Ohio Attorney General Dave Yost has gone to court to keep Hebrew Union College planted in Cincinnati, filing suit on Tuesday, April 14, 2026, to stop the school from selling its historic campus or shifting donations meant for that site to its other locations. Yost argues that the college would be breaking faith with donors and walking away from a decades-old commitment to keep key rabbinical programs in the Queen City, escalating a long-running fight over the future of the campus, its library, archives and rabbinical training.
According to WKRC Local 12, Yost’s complaint says the school’s board voted to delete a 1950 requirement that Hebrew Union must “permanently maintain” a rabbinical school in Cincinnati and to end residential ordination after the 2025–26 academic year. “Hebrew Union accepted millions of dollars in donations based on a 76-year-old promise it now would like to break,” Yost said in a statement quoted in the filing. The lawsuit also alleges that donations specifically earmarked for Cincinnati programs have been diverted to the college’s campuses in New York, Los Angeles and Jerusalem.
College Plan And Board Vote
Hebrew Union College’s own strategic planning materials show that the Board of Governors voted to consolidate residential rabbinical education in New York and Los Angeles and to “sunset” the Cincinnati residential program after 2026, according to Hebrew Union College. The documents say the Clifton Avenue campus would be “reimagined” as a research and archives hub built around the Klau Library and the American Jewish Archives, rather than a full residential rabbinical campus.
Background: Fights Over The Klau Library
This is not Yost’s first run-in with the college over its Cincinnati treasures. He previously sought to block a planned sale of rare manuscripts from the Klau Library, asking for a temporary restraining order in June 2024, as reported by The Associated Press. That clash ended in a court-approved deal in October 2025 that requires the college to notify the attorney general before deaccessioning or removing items from the collection, according to WCPO.

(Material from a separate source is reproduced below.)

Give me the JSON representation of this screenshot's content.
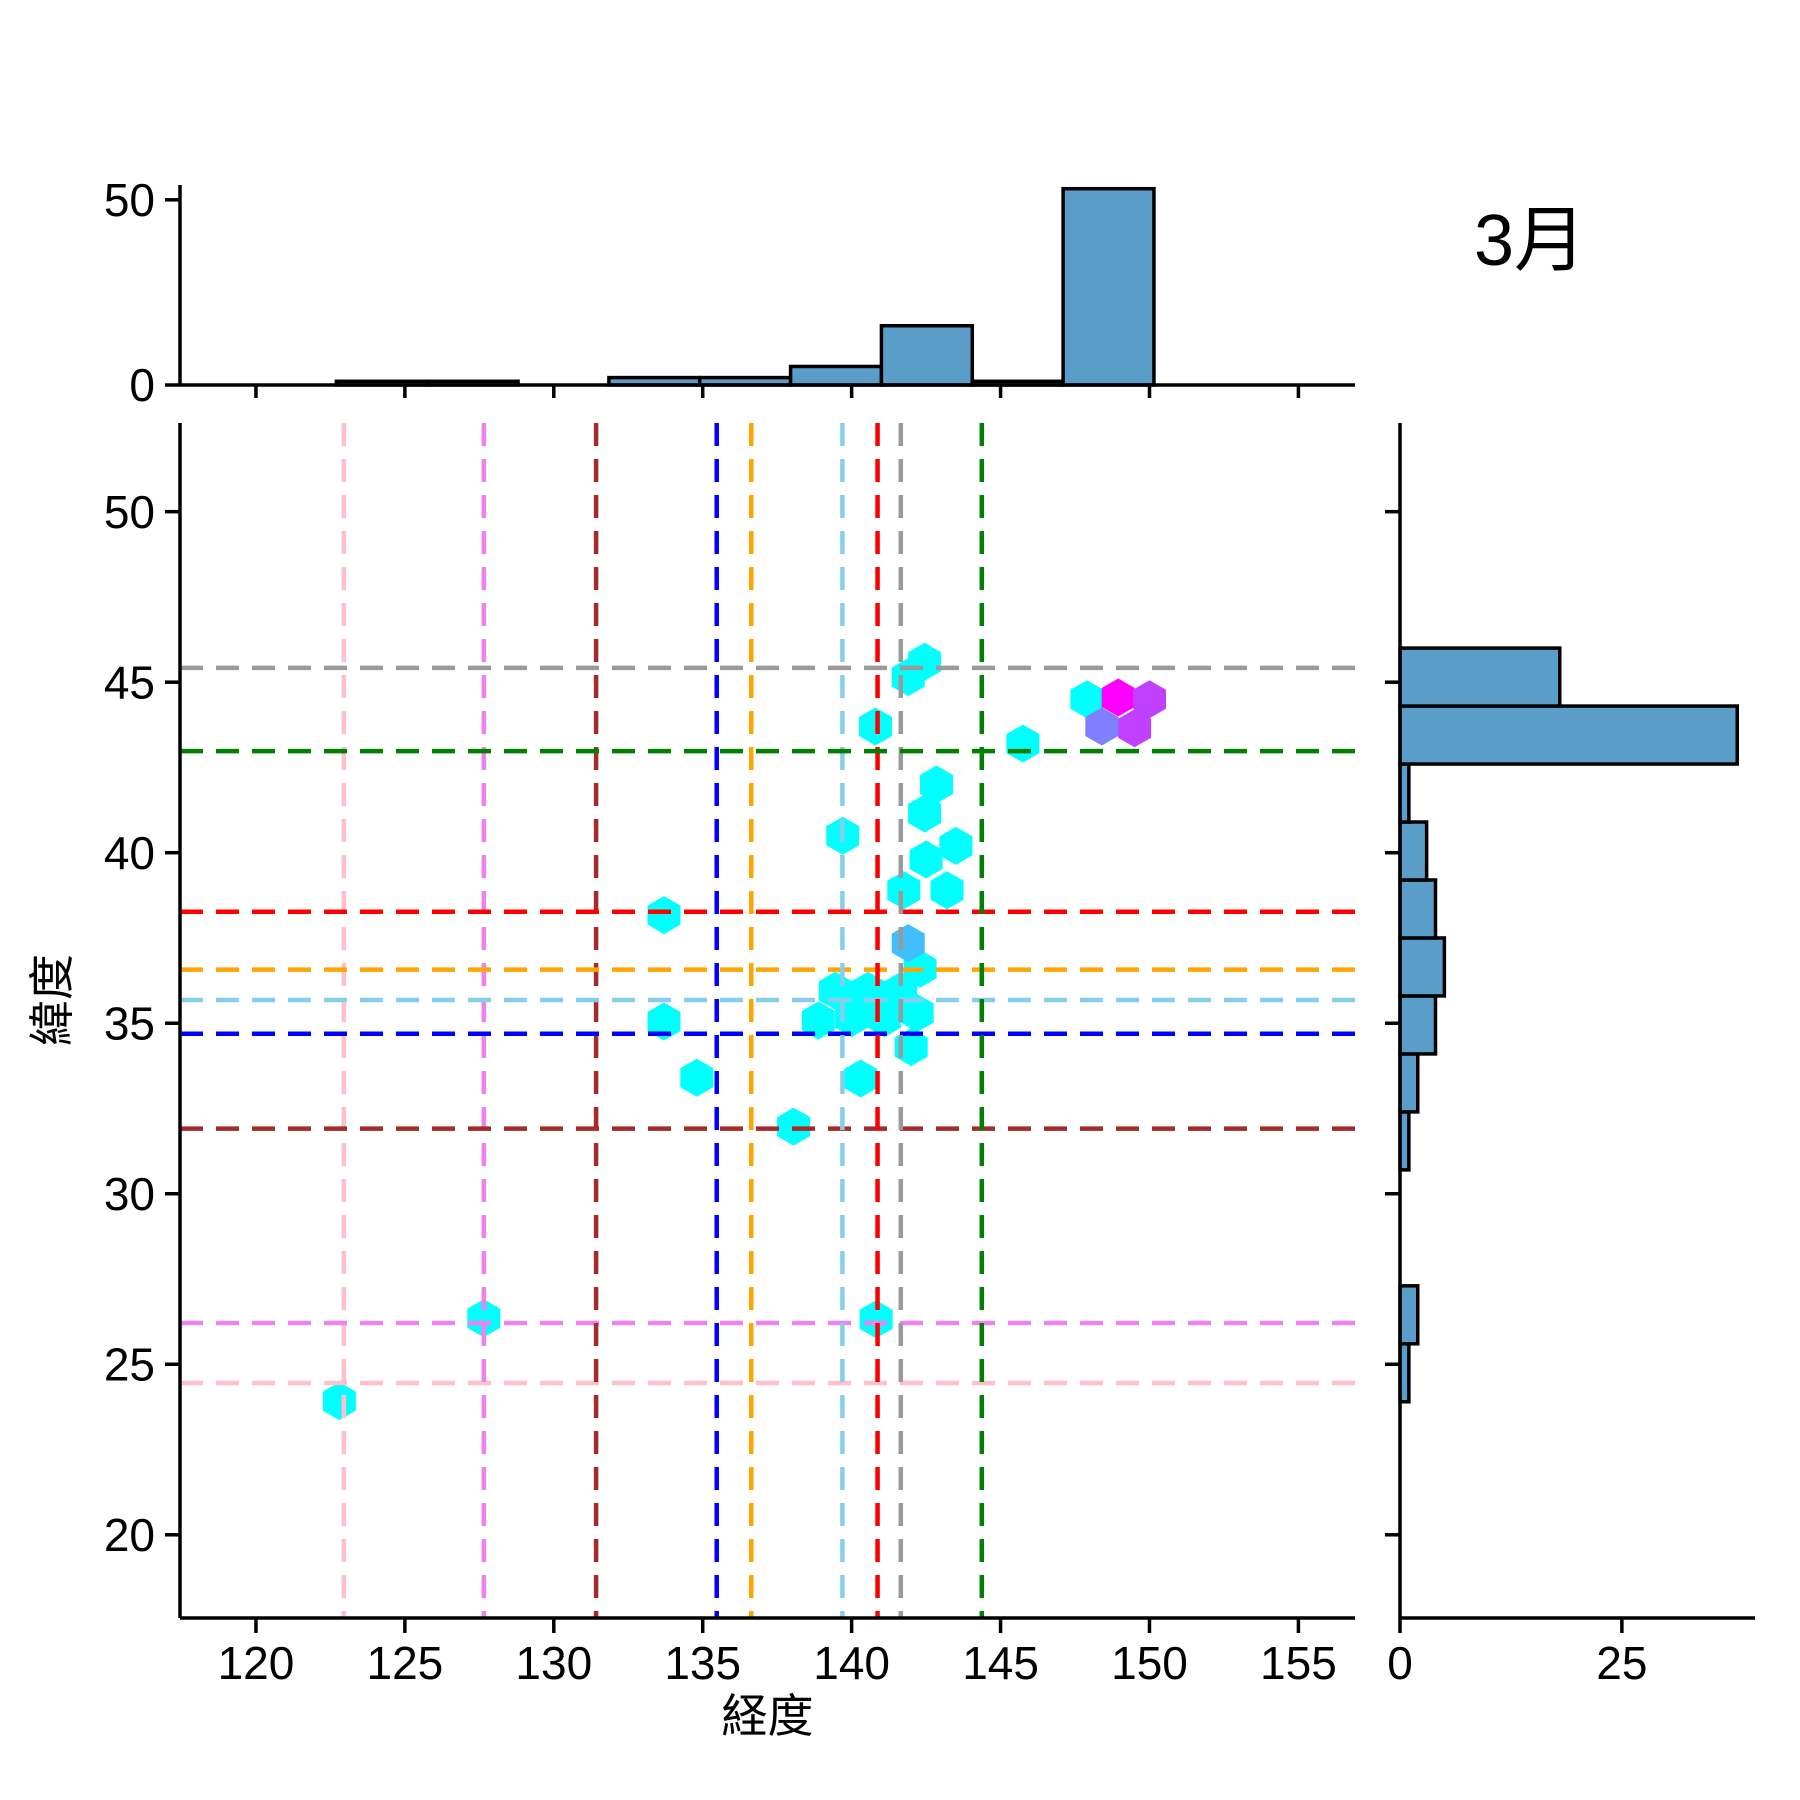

Legal Claims And What Is At Stake
The new lawsuit again leans on breach of charitable trust and enforcement of donor restrictions, the same legal theory Yost used when he challenged the proposed rare book sales from the Klau Library, according to JTA. If the court sides with the attorney general, it could force Hebrew Union to stick closely to donor intent and could tighten the rules for how nonprofits transfer restricted gifts between campuses.
What Happens Next
The suit, filed Tuesday, asks the court to block any sale of campus property and to bar transfers of donor-restricted funds out of Cincinnati, according to WKRC Local 12. Hebrew Union has said it remains committed to preserving the Klau Library and its collections while reshaping its educational footprint, and this latest courtroom showdown will determine how far those plans can go under Ohio’s charitable trust rules.